As far as I have understood it, Uniform Buffer Objects were created exactly for the need of bulk-updating multiple uniforms in a single call. Submitting a single UBO that contains mere five matrices should be a trivial workload. Refactoring that to multiple UBOs e.g. where one would contain model matrices and the other would contain projection matrices like was suggested above sounds like a heavy antioptimization - don't do that! (unless profiling suggests that two UBO uploads are faster than one in this case :o)

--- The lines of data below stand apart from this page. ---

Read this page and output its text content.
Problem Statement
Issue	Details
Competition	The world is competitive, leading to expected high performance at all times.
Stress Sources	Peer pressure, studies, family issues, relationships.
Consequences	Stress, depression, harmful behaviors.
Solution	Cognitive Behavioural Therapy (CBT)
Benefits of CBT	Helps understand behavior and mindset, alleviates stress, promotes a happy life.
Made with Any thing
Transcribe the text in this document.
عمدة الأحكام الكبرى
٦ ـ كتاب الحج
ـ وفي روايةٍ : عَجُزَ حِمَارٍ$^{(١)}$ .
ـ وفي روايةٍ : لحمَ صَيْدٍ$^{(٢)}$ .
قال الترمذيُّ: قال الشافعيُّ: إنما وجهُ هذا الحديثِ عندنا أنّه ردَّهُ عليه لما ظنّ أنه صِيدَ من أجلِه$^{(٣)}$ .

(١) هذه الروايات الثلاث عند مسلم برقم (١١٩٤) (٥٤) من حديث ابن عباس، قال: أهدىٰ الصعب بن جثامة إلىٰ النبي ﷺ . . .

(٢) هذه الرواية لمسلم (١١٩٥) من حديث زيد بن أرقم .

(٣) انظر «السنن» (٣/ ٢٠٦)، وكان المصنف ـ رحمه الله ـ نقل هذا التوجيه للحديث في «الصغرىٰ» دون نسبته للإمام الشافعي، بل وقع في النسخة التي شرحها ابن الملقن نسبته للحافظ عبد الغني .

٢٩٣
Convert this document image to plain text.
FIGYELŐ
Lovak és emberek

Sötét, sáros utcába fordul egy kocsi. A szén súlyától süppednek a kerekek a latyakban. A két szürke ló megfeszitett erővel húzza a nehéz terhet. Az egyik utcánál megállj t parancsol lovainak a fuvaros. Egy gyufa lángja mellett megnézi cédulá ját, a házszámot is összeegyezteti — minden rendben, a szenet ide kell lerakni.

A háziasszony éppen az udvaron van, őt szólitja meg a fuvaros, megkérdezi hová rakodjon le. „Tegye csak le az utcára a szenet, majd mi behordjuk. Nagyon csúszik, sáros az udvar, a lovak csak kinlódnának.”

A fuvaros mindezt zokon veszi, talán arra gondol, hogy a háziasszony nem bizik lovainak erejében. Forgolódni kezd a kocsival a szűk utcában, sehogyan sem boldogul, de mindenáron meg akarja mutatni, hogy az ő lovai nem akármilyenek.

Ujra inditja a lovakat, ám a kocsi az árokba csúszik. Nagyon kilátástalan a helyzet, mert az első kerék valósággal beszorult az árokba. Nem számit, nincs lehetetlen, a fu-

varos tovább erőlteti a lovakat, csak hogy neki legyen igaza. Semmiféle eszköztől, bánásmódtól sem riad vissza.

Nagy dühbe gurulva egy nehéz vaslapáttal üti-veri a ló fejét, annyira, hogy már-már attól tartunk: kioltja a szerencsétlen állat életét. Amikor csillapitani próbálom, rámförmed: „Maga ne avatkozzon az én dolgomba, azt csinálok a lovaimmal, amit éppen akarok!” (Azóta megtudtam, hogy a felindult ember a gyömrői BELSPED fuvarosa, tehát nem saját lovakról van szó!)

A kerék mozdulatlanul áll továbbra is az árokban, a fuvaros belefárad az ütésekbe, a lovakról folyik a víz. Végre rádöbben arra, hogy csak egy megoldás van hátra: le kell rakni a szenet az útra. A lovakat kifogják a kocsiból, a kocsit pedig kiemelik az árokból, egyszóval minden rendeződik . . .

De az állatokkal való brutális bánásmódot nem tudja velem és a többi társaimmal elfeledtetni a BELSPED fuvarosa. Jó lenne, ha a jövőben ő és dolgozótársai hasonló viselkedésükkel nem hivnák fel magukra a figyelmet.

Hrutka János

Or perhaps the discussion has confused the use of uniforms with a call to glUniformMatrix4fv without UBOs, and UBOs themselves. If you are not using UBOs and are manually updating uniform matrices with glUniformMatrix4fv, the there is benefit in optimizing to not redundantly change matrices that haven't changed.
Hodgman's suggestion is the sanest here:
- Stop measuring FPS, but instead start measuring milliseconds. This will give better sense of the actual difference in workload.
- Use a CPU profiler with the old code and the new code to compare where the extra added time is being spent. E.g. AMD CodeAnalyst is good (works on non-AMD CPUs as well). If it turns out to not be a CPU-side slowdown (the profiles are identical), then use e.g. nVidia Parallel Studio or AMD CodeXL to debug and profile the GPU side operation.